Marisa Garrido, atual secretária de Estado da Administração Pública, dirigiu os Recursos Humanos da RTP num período em que foram regulamentados ou alvo de novas decisões vários dos complementos remuneratórios que estão agora sob escrutínio da Inspeção-Geral de Finanças (IGF), segundo avançou o Correio da Manhã.
A governante esteve à frente da Direção de Recursos Humanos da estação pública entre 2008 e 2014. Em 2013, foi re-regulamentado o subsídio de apresentação e, entre esse ano e 2014, foram tomadas novas decisões relativas à atribuição do subsídio especial, do subsídio específico temporário e do subsídio permanente específico.

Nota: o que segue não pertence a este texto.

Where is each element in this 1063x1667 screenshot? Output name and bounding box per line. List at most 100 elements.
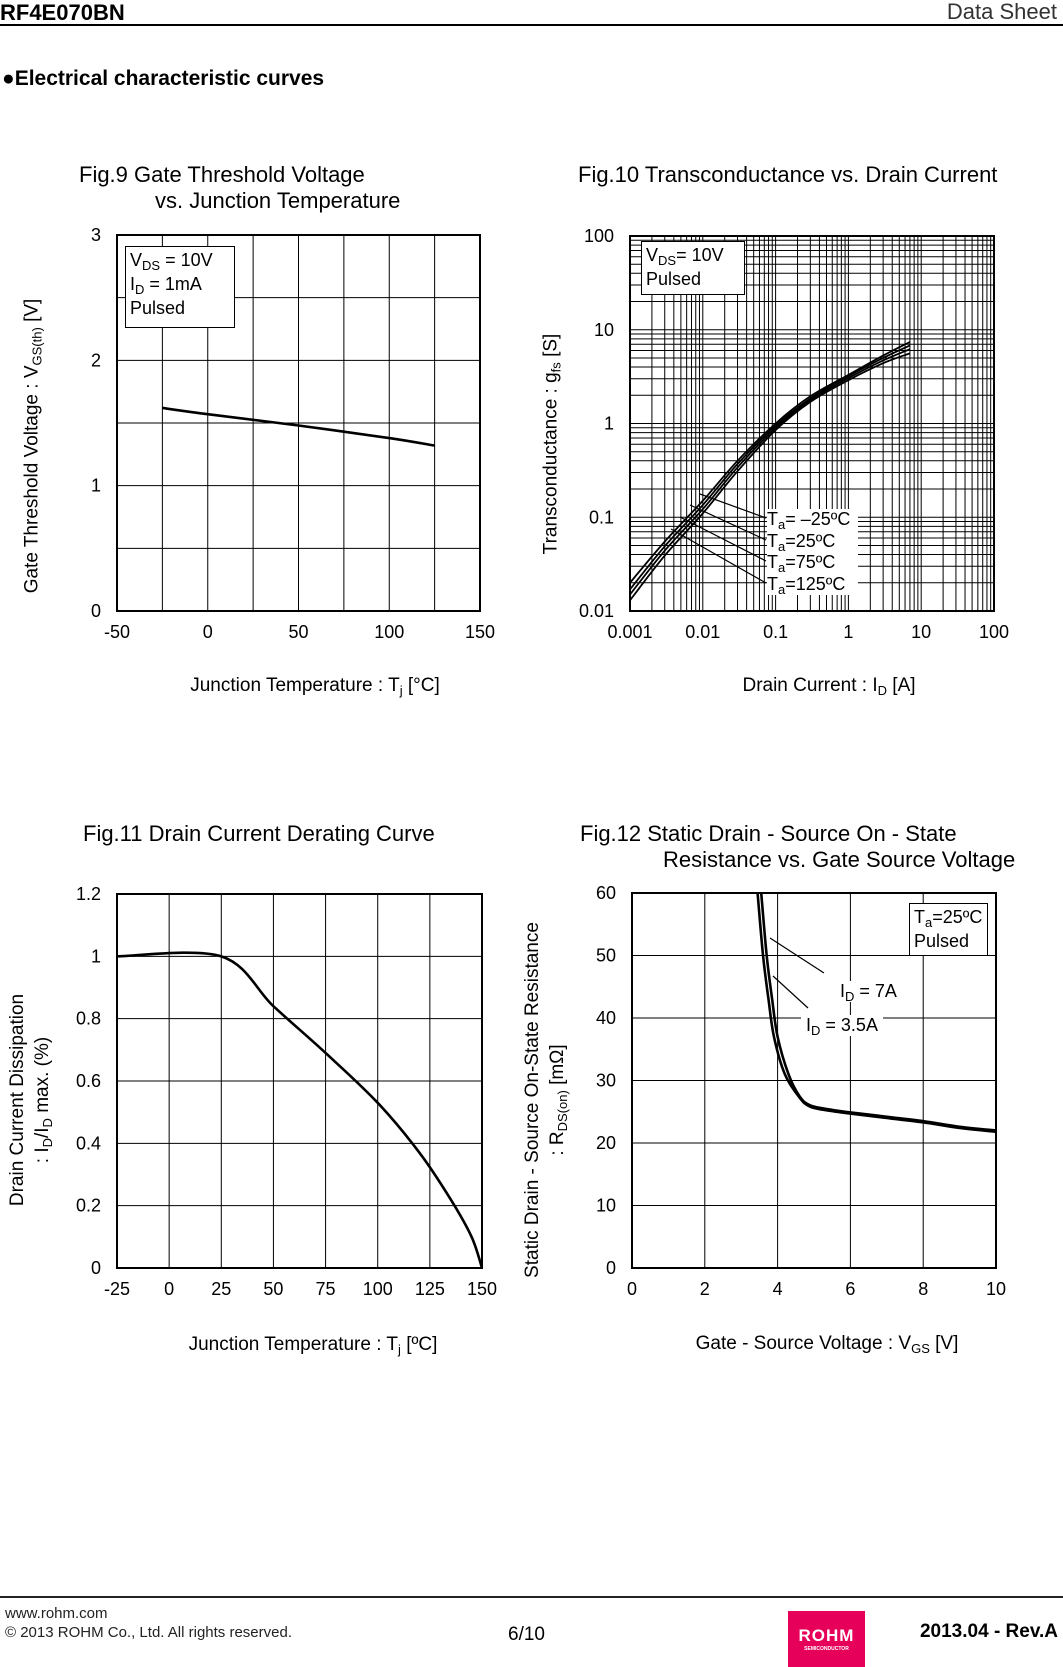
- y-tick-label: 0.6: [76, 1071, 101, 1091]
- y-tick-label: 20: [596, 1133, 616, 1153]
- fig10-legend-pulsed: Pulsed: [646, 269, 702, 289]
- series-line-1: [629, 344, 911, 590]
- leader-line: [689, 504, 767, 541]
- x-tick-label: 50: [288, 622, 308, 642]
- series-line-2: [629, 348, 911, 596]
- fig12-legend-ta: Ta=25ºC: [914, 907, 983, 930]
- x-tick-label: 50: [263, 1279, 283, 1299]
- page-number: 6/10: [508, 1624, 545, 1645]
- x-tick-label: 0.001: [607, 622, 652, 642]
- fig11-y-axis-label: Drain Current Dissipation : ID/ID max. (…: [7, 993, 55, 1207]
- x-tick-label: 8: [918, 1279, 928, 1299]
- fig9-legend-box: VDS = 10V ID = 1mA Pulsed: [125, 246, 235, 328]
- x-tick-label: 1: [843, 622, 853, 642]
- fig10-label-25: Ta=25ºC: [767, 530, 836, 554]
- y-tick-label: 30: [596, 1071, 616, 1091]
- x-tick-label: 10: [911, 622, 931, 642]
- fig10-series-labels: Ta= –25ºC Ta=25ºC Ta=75ºC Ta=125ºC: [767, 509, 859, 597]
- x-tick-label: 100: [979, 622, 1009, 642]
- y-tick-label: 0.2: [76, 1196, 101, 1216]
- fig11-x-axis-label: Junction Temperature : Tj [ºC]: [188, 1334, 438, 1357]
- y-tick-label: 50: [596, 946, 616, 966]
- fig9-title-line1: Fig.9 Gate Threshold Voltage: [79, 162, 365, 187]
- y-tick-label: 40: [596, 1008, 616, 1028]
- y-tick-label: 0.8: [76, 1009, 101, 1029]
- y-tick-label: 0.4: [76, 1133, 101, 1153]
- y-tick-label: 0: [91, 1258, 101, 1278]
- x-tick-label: -50: [104, 622, 130, 642]
- y-tick-label: 10: [596, 1196, 616, 1216]
- y-tick-label: 0.01: [579, 601, 614, 621]
- y-tick-label: 2: [91, 350, 101, 370]
- doc-type: Data Sheet: [946, 0, 1057, 24]
- series-line-0: [116, 951, 484, 1269]
- x-tick-label: 150: [467, 1279, 497, 1299]
- section-title: Electrical characteristic curves: [14, 67, 325, 90]
- y-tick-label: 1: [91, 476, 101, 496]
- fig10-label-125: Ta=125ºC: [767, 573, 846, 597]
- footer-divider: [0, 1596, 1063, 1598]
- y-tick-label: 60: [596, 883, 616, 903]
- x-tick-label: 2: [700, 1279, 710, 1299]
- series-line-3: [629, 352, 911, 601]
- section-heading: ●Electrical characteristic curves: [2, 67, 324, 91]
- rohm-logo: ROHM SEMICONDUCTOR: [788, 1611, 865, 1667]
- fig10-legend-box: VDS= 10V Pulsed: [641, 241, 745, 295]
- leader-line: [679, 516, 767, 562]
- fig10-y-axis-label: Transconductance : gfs [S]: [540, 333, 564, 555]
- fig12-title-line1: Fig.12 Static Drain - Source On - State: [580, 821, 957, 846]
- fig10-label-m25: Ta= –25ºC: [767, 509, 851, 532]
- leader-line: [670, 528, 767, 584]
- x-tick-label: 75: [316, 1279, 336, 1299]
- leader-line: [769, 937, 825, 974]
- series-line-0: [629, 341, 911, 584]
- x-tick-label: 10: [986, 1279, 1006, 1299]
- y-tick-label: 1: [91, 946, 101, 966]
- x-tick-label: 0: [203, 622, 213, 642]
- fig11-title: Fig.11 Drain Current Derating Curve: [83, 821, 435, 846]
- y-tick-label: 0: [606, 1258, 616, 1278]
- footer-copyright: © 2013 ROHM Co., Ltd. All rights reserve…: [5, 1624, 292, 1641]
- x-tick-label: 125: [415, 1279, 445, 1299]
- series-line-1: [756, 892, 997, 1134]
- y-tick-label: 10: [594, 320, 614, 340]
- fig12-label-3-5a: ID = 3.5A: [801, 1015, 883, 1037]
- header-divider: [0, 24, 1063, 26]
- x-tick-label: -25: [104, 1279, 130, 1299]
- bullet-icon: ●: [2, 67, 15, 90]
- fig12-legend-pulsed: Pulsed: [914, 931, 970, 951]
- series-line-0: [162, 406, 435, 447]
- x-tick-label: 4: [773, 1279, 783, 1299]
- footer-website[interactable]: www.rohm.com: [5, 1605, 108, 1622]
- fig10-x-axis-label: Drain Current : ID [A]: [742, 675, 916, 698]
- fig9-title-line2: vs. Junction Temperature: [155, 188, 401, 213]
- fig10-legend-vds: VDS= 10V: [646, 245, 724, 268]
- x-tick-label: 150: [465, 622, 495, 642]
- y-tick-label: 0: [91, 601, 101, 621]
- fig12-x-axis-label: Gate - Source Voltage : VGS [V]: [695, 1333, 959, 1356]
- fig9-y-axis-label: Gate Threshold Voltage : VGS(th) [V]: [21, 298, 45, 594]
- fig9-legend-id: ID = 1mA: [130, 274, 202, 297]
- leader-line: [772, 975, 809, 1009]
- x-tick-label: 100: [363, 1279, 393, 1299]
- plot-frame: [631, 892, 997, 1269]
- x-tick-label: 0: [164, 1279, 174, 1299]
- x-tick-label: 100: [374, 622, 404, 642]
- y-tick-label: 100: [584, 226, 614, 246]
- part-number: RF4E070BN: [0, 0, 125, 25]
- fig12-label-7a: ID = 7A: [835, 981, 902, 1003]
- fig10-label-75: Ta=75ºC: [767, 552, 836, 575]
- x-tick-label: 0.01: [685, 622, 720, 642]
- fig12-y-axis-label: Static Drain - Source On-State Resistanc…: [522, 922, 570, 1278]
- fig10-title: Fig.10 Transconductance vs. Drain Curren…: [578, 162, 998, 187]
- x-tick-label: 0: [627, 1279, 637, 1299]
- plot-frame: [116, 234, 481, 612]
- fig12-legend-box: Ta=25ºC Pulsed: [909, 903, 988, 956]
- fig9-legend-pulsed: Pulsed: [130, 298, 186, 318]
- y-tick-label: 0.1: [589, 507, 614, 527]
- fig12-title-line2: Resistance vs. Gate Source Voltage: [663, 847, 1016, 872]
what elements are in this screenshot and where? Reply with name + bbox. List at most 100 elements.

Este período coincidiu com uma profunda reestruturação da RTP. Em 2013, a empresa pública avançou com um plano de redução de custos que previa um corte de até 33% nas estruturas diretivas e cerca de 220 rescisões amigáveis.
Foi neste contexto que a Direção de Recursos Humanos passou a assumir formalmente um papel no circuito dos cargos de estrutura e coordenação. O departamento então liderado por Marisa Garrido participava na proposta de funções e candidatos e assegurava a execução das decisões tomadas pelo Conselho de Administração.
Na vertente remuneratória, os Recursos Humanos ficaram ainda responsáveis pela aplicação da nova situação salarial e pela consolidação dos respetivos subsídios, mecanismo que também estará entre as matérias analisadas pela IGF.
Entretanto, o Página Um avançou que Marisa Garrido terá sido igualmente beneficiária de complementos remuneratórios durante os cerca de seis anos em que trabalhou na RTP. Segundo aquela publicação, os pagamentos em causa integram o conjunto de mecanismos salariais cuja regularidade está agora sob escrutínio da Inspeção-Geral de Finanças.
A análise da IGF consta, contudo, de um relatório preliminar, pelo que ainda não são conhecidas as conclusões definitivas sobre a regularidade dos mecanismos remuneratórios em causa.